Speaker
Description
Laser-wakefield acceleration (LWFA) occurs when an intense laser pulse drives a high-amplitude plasma wave in under dense plasma, trapping and accelerating electron bunches to relativistic energies over millimeter to centimeter scales. During the acceleration process, transverse electron oscillations within the plasma wakefield produce high-brightness, ultrashort "betatron" x-rays. The small source size and few femtosecond duration of these x-rays is well-suited for time-resolved imaging and absorption spectroscopy, supporting medical diagnostics, laboratory-scale astrophysics, and the study of microstructural dynamics in advanced materials. However, the practical use of betatron sources as a scalable tool for x-ray probing requires minimization of shot-to-shot fluctuations in x-ray flux and pointing.

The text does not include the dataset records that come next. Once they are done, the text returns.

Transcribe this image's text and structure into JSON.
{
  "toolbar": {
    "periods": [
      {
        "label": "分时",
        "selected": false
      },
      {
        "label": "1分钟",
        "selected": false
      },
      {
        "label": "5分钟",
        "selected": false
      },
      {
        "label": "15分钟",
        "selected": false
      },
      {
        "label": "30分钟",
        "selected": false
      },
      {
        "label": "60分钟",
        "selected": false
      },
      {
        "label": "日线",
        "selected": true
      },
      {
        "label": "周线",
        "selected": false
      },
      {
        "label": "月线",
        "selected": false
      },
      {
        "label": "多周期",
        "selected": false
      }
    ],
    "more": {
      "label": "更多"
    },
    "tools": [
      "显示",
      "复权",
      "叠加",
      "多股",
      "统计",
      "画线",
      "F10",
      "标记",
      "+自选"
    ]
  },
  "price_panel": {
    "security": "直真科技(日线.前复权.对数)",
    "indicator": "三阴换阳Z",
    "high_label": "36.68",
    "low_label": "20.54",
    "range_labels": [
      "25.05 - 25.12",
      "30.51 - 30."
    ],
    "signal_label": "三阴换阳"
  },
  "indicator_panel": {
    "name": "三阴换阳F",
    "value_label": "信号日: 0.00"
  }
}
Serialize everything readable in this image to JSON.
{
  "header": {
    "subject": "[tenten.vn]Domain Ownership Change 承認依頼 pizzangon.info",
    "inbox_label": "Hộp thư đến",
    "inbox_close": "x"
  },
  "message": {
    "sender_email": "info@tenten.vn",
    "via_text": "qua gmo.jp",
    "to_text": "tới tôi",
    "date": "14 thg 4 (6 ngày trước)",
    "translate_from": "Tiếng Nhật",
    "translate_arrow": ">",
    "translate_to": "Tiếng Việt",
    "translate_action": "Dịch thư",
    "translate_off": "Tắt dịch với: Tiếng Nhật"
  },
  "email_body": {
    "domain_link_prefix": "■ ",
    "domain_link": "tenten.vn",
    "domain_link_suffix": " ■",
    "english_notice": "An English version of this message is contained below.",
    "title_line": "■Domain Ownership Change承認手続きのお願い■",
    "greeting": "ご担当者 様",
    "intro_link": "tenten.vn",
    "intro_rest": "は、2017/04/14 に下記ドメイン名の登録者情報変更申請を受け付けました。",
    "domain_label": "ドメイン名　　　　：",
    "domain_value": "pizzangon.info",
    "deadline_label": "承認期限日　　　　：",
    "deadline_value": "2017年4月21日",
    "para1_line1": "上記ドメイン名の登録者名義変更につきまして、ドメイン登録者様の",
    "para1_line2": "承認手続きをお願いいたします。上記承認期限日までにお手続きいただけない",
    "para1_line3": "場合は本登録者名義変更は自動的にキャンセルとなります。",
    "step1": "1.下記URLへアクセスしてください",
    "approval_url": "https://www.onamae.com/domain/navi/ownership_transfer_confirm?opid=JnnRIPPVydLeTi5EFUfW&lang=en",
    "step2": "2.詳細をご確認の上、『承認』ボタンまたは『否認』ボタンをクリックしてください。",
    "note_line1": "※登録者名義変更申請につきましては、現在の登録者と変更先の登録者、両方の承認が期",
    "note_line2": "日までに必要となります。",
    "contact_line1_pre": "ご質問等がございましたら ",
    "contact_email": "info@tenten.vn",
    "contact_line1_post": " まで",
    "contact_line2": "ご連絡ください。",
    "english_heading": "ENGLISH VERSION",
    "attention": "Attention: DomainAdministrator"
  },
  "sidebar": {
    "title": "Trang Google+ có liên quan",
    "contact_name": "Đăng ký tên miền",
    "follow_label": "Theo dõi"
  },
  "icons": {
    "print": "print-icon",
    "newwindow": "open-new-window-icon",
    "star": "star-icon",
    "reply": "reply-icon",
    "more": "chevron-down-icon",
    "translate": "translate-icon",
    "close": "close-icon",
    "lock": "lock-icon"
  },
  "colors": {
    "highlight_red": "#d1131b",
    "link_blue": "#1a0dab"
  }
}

This work addresses the critical need to improve source stability and characterization for high-throughput imaging applications. We investigate the impact of spatio-temporal laser parameters, specifically Group Delay Dispersion (GDD), Third Order Dispersion (TOD) and Pulse Front Tilt (PFT) on the LWFA process at the Advanced Laser Light Source (ALLS) in Quebec, Canada. Using the Ti:sapphire laser system at ALLS, delivering 3.2J of energy on target at 2.5Hz repetition rate with a pulse duration of ~20 fs, we demonstrate that a careful management of PFT is essential to mitigate off-axis x-ray beam steering and asymmetric electron injection. With such optimized laser conditions, stable betatron x-ray emission supports high-resolution imaging and tomographic scans.